レポトンで作業時間が1/3に短縮!プロセス管理を応用した活用事例(十六電算デジタルサービス株式会社)

レポトン導入事例紹介

業種:ITサービス、コンサルティング業界

事業規模:62人

利用用途:

・見積書ワークフローの電子化と社印の仕組み化

・注文書の作成

・案件の進捗管理の一元化

会社HP:https://www.16densan.co.jp/

十六電算デジタルサービス株式会社では、十六銀行の取引先を中心とした地元企業や自治体向けへのITソリューションサービスを提供しています。自社でもkintoneとレポトンの利用を通じて業務のペーパーレス化を実現し、月間50時間の業務時間削減に成功しました。今回はレポトンを導入したことで、見積書や発注書の発行における承認フローの電子化や案件の進捗管理の効率化を実現した事例をご紹介します。

ポイント
レポトン専用の管理画面がなくkintoneをスムーズに活用できることは他社にはない強み
承認フローの電子化とペーパーレス化を実現
見積書・発注書の一元管理を実施、kintoneで電子帳簿保存のシステムを構築

目次

導入背景:「レポトンの管理画面がなくkintone内で設定が完結すること」が決め手

事業内容について教えてください。

(DX事業部 部長 和田氏)
当社は主に岐阜・愛知を主たる地盤とする十六フィナンシャルグループの一員です。お客さまの「いつか夢見た未来の実現」のため、お客さまが抱える課題解決を目指し、最適なソリューションをご提案しています。

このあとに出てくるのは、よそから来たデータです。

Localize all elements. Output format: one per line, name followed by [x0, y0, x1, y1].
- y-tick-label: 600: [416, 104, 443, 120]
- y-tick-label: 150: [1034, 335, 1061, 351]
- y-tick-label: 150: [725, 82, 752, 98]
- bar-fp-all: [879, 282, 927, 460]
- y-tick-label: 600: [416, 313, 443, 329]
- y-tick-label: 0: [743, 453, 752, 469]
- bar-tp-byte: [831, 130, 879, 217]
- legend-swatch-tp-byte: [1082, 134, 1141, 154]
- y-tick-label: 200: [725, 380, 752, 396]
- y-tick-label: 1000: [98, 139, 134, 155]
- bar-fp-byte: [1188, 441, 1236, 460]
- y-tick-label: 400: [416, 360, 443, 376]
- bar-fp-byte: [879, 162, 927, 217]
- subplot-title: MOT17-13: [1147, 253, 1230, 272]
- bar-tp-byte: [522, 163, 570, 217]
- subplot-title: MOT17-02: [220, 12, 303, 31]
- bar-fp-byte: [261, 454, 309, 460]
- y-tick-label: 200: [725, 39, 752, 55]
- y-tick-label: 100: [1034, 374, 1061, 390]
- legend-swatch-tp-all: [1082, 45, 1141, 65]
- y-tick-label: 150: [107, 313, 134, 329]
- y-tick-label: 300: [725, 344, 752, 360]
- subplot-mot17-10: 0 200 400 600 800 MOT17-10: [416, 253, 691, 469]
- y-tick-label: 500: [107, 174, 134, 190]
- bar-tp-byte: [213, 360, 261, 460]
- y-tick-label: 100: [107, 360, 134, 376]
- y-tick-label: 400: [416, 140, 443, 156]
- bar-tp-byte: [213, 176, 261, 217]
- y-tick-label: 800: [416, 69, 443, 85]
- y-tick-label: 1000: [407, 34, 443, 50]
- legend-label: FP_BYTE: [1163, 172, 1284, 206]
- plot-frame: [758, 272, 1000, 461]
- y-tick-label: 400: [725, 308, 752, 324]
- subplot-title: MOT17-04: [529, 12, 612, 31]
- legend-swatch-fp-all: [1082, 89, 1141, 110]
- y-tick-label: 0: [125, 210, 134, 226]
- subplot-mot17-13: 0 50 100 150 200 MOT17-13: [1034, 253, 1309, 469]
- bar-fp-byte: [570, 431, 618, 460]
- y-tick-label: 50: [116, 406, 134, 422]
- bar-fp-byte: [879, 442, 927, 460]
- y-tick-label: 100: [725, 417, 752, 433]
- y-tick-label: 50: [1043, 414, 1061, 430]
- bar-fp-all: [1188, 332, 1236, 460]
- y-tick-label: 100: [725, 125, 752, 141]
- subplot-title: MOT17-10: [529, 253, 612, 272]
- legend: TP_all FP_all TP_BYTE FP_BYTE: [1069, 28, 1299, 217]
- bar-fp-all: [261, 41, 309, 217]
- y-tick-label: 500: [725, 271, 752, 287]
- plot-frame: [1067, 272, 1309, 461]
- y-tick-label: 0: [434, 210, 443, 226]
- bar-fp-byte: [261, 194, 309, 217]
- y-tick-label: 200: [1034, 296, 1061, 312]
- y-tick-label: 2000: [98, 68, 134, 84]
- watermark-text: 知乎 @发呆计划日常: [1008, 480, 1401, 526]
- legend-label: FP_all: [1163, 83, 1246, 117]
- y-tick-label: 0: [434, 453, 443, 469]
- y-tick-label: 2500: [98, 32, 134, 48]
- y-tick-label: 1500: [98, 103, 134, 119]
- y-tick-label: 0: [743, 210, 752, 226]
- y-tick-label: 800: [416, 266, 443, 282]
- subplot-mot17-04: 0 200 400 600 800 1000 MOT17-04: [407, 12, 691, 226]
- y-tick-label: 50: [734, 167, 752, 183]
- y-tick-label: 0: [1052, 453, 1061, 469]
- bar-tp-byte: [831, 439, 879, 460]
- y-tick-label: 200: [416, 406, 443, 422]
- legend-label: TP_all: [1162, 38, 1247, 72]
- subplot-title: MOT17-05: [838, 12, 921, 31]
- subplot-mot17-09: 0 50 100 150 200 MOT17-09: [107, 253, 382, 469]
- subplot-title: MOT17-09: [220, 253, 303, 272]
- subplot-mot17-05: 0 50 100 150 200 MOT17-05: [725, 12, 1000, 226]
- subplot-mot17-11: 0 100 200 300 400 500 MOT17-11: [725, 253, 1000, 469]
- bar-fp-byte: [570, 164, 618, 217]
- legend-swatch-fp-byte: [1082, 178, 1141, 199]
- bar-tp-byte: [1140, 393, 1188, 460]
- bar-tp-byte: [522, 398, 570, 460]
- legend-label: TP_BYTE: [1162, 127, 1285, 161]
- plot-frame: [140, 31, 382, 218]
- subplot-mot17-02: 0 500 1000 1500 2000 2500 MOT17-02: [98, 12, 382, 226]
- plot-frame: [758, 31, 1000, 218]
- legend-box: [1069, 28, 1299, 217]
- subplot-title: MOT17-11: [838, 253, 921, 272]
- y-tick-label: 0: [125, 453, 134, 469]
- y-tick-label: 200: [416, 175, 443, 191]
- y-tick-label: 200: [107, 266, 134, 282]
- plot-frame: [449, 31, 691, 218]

お客様のDX推進をサポートするため、業務支援ツールなどkintoneのカスタマイズをはじめ、各種クラウドサービスの提案・導入など幅広いサービスを手がけています。kintoneの開発支援についても、お客様の様々な業務課題を解決するための1つのサービスとして提供しています。

レポトンについて導入前の課題を教えてください。

(DX事業部 佐藤氏)
従前より紙ベースの業務処理からの脱却のため、グループウェアやWebデータベース機能を活用したワークフロー化やペーパーレス化を推進しておりました。しかし、使用中のWebデータベースのサポート期限の到来に伴い、別のツールへの移行を検討せざるを得なくなり、より高機能のツールを求めて、kintoneへの移行を進めることになりました。

ちょうどその頃、当社では合弁会社化による事業拡張に伴い、案件や受発注などの管理対象項目が大幅に増加していきました。こうした状況を前にして、当社が抱えていた課題は大きく分けて3つありました。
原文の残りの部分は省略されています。